Deflation Begins in the Eurozone
It’s a deliberate policy at this juncture.
Inflation is rising prices and deflation is falling prices, right? Wrong. Unfortunately, we’ve become so used to using these definitions that we have lost sight of the true meaning of inflation and deflation. As the economist Milton Friedman famously stated,
“Inflation is always and everywhere a monetary phenomenon, in the sense that it is and can be produced only by a more rapid increase in the quantity of money than in output.”
It’s an increase in money and credit in an economy which constitutes the true meaning of inflation. Vice versa, when money and credit is decreasing, that is deflation. Central banks and governments can influence inflation and deflation by their monetary policies, of course, but it’s more than that. Positive and negative social mood trends will determine the demand for credit, bringing excessive leverage in positive trends and debt deflation in negative. The broadly positive mood trend of the past 50 years has spawned a situation where global debt has inflated to two and half times the size of the global economy. The nascent negative mood trend now underway should see that deflated in coming years.

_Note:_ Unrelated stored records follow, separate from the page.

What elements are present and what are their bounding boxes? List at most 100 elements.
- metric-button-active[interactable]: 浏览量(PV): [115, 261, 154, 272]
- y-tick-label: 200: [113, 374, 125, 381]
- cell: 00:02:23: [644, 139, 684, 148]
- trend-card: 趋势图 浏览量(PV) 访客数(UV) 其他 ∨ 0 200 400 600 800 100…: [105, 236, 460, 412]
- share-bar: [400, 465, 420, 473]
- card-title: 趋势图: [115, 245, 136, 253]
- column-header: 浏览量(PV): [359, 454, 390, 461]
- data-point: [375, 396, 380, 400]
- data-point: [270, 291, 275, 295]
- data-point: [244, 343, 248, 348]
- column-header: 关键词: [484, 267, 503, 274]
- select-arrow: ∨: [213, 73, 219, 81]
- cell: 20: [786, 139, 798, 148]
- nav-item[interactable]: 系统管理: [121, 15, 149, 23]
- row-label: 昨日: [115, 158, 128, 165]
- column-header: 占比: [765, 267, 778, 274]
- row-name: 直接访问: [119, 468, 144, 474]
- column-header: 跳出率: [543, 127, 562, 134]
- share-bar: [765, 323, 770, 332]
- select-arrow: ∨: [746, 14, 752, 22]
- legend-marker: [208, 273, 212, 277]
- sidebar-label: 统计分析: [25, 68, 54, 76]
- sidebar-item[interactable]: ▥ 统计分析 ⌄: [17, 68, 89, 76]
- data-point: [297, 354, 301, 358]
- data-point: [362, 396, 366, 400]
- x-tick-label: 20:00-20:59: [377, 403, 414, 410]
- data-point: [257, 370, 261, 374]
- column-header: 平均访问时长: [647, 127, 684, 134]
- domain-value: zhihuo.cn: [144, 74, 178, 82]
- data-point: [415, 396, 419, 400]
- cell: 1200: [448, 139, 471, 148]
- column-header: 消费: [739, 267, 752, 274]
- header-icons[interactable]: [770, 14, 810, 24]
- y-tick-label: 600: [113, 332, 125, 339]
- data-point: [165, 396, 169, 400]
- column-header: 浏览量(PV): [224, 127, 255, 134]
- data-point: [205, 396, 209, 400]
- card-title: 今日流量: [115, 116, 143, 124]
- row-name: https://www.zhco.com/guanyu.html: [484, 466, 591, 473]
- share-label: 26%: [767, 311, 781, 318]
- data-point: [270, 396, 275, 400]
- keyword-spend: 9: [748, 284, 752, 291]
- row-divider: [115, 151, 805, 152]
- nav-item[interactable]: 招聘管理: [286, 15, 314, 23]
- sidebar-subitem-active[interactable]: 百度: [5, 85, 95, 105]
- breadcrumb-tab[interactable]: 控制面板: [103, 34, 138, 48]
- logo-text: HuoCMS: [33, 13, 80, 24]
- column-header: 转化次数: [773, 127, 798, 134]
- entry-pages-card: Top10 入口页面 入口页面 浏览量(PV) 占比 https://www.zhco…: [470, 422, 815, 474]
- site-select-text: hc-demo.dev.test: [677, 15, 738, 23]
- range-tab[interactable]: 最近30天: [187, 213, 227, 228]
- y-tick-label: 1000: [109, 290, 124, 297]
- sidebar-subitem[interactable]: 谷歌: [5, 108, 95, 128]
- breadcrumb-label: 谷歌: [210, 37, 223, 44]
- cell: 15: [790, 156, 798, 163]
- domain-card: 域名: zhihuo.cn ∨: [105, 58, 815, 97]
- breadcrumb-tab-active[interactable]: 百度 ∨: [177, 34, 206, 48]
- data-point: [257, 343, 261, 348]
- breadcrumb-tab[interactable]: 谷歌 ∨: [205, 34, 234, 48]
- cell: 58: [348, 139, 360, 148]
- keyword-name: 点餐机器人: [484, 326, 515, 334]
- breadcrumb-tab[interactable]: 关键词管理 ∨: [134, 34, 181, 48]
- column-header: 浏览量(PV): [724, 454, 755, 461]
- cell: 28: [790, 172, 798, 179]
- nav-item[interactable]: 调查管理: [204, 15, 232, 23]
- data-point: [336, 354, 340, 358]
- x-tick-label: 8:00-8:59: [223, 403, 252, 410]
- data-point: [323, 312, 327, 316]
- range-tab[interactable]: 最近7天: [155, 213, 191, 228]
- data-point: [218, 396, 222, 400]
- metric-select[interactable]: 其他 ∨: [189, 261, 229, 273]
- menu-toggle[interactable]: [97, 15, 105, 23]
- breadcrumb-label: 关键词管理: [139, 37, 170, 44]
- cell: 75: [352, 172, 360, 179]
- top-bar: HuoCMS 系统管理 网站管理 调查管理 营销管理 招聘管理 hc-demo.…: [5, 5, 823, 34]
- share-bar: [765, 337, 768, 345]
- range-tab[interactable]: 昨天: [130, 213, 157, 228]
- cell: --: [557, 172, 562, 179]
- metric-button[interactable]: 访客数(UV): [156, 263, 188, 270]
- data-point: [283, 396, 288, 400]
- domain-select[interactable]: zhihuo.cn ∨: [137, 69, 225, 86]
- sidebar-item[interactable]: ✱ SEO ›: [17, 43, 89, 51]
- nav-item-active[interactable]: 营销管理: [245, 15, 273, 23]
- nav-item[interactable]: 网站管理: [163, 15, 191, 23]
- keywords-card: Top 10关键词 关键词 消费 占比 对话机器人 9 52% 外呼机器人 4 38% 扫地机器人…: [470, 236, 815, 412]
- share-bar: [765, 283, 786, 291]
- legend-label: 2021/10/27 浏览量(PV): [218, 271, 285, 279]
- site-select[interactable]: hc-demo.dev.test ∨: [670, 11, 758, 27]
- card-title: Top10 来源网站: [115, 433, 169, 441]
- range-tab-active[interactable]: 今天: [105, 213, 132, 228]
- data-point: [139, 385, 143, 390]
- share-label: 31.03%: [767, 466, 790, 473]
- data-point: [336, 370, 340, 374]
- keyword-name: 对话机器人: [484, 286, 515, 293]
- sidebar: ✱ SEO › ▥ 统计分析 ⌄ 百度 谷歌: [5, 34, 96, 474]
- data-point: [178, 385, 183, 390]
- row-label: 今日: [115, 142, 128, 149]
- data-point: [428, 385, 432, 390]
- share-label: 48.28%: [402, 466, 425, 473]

Reflecting this sea change in the global zeitgeist, central banks are now enacting policies of deflation. The chart below shows that the European Central Bank’s balance sheet (its assets in the form of bonds) is now deflating on an annualized basis. What this means in practical terms is that new central bank money is now not being printed out of thin air, as it was during Quantitative Easing, and that will have an impact on liquidity in the financial markets as well as credit creation in the economy.
When stock markets turn down again, as we expect, deflation of credit should start to gain attention.